The coronavirus has put a stop to many of our day-today activities, but it wont stop a fire. Cal Fire South Bay Station 15 operating in Los Osos is prepared for both the pandemic and wildfire season.

The department has made some changes to day-today structure, while maintaining a balance between social distancing precautions and necessary emergency responses.

“In terms of our emergency response, we are donning appropriate Personal Protective Equipment (PPE) on each incident and decontaminating our equipment after each use,” said Danny Ciecek, fire captain and paramedic with Station 15.  “We are also limiting personnel that are within 6 feet of patients, and only putting our folks in that space on an as needed basis. There have been some adjustments, but it’s what we need to do right now. After about 6 weeks of these measures, it has become almost normal for us. But the first couple weeks were very stressful.”

Keeping public safety in mind, firefighters are limiting their time out in public to essential projects and grocery shopping. The department has also temporarily suspended commercial occupancy inspections, school inspections, and station tours as well as bi-monthly training drills with their reserve firefighter staff of about 20.  All non-essential training has also been postponed or canceled. 

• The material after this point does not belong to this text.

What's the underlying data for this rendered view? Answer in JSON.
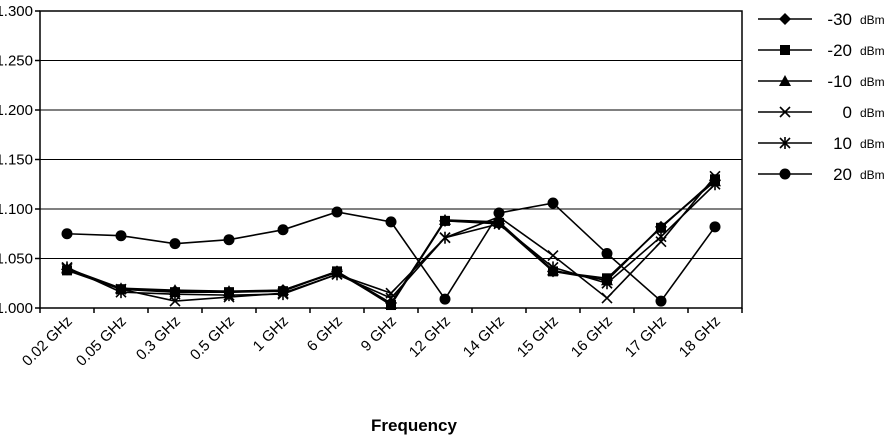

Within fire stations, where groups of firefighters co-habitat on shifts — living, eating and working together — vulnerability to the coronavirus is a concern.

“Social distancing is difficult to achieve in a fire station because it has some similarities to home life,” said Ciecek “We spend a lot of time together. 

We’ve started conducting daily wellness checks of our staff, with temperature readings. We have plans in place in the event an employee starts showing symptoms.  We’re following the recommendations from health officials.  Operationally, we’re trying to stay as status quo as possible, while adding these new steps and considerations.”

To date, no firefighter at the station has tested positive for COVID-19.

Although fire safety should be practiced year round, the current situation calls for extra attention to things people may have overlooked.

“Since folks are spending so much time at home, it may be a good time to review or establish a fire safety plan at home,” Ciecek said.  “Maybe it involves looking at ones electrical equipment, or maybe an escape plan. This time spent at home could absolutely be used to talk about fire safety and preparation.”

With many adults and children staying at home during the pandemic, electrical outlets are likely being used more as everyone plugs in to charge phones, laptops and other digital equipment for work, distance learning or binging a favorite show. Often this is done in the same outlet, which can create a fire hazard.

“Overloading the power supply of a home is a real hazard,” Ciecek said. “That’s why it’s so important use powered equipment and accessories in appropriate ways.”

Hazards include equipment plugged into extension cords that are then plugged into a surge protector, which is then plugged into a wall socket. Remember, when charging smartphones and other digital devices, only use the charging cord that came with the device, and do not charge a device under your pillow, on your bed or on a couch.

Ciecek said another scenario is anytime temporary lighting, such as seasonal Christmas lights, are used in a permanent setting. 

“These are examples of electrical equipment or accessories being used in ways that exceed their intended capacity,” he said.

To add to already taxing times, wildfire season, which is basically year round in the state, is reaching the high-risk time of year. Everything from manpower to protective gear could be put to the test.

Locally, Cal Fire has moved from a winter preparedness mode into transitional staffing, which includes fire engines staffed throughout the County as well as aircraft at Paso Robles Air Attack Base,” There will also be one more big up staffing of seasonal firefighters in the County in the next few weeks.

“Risk of wildfire is coming, like it always does this time of year,” Ciecek said. “Just as we’ve made modifications to how we respond and handle emergencies with the COVID 19 situation, we will adjust our operation to wildland fire response.”

As part of standard procedure this time of year, Station 15 will move forward with annual weed abatement inspections beginning June 1st.  Further, information about a community-chipping event to help eliminate waste collected from clearing around homes will come out in the next few weeks.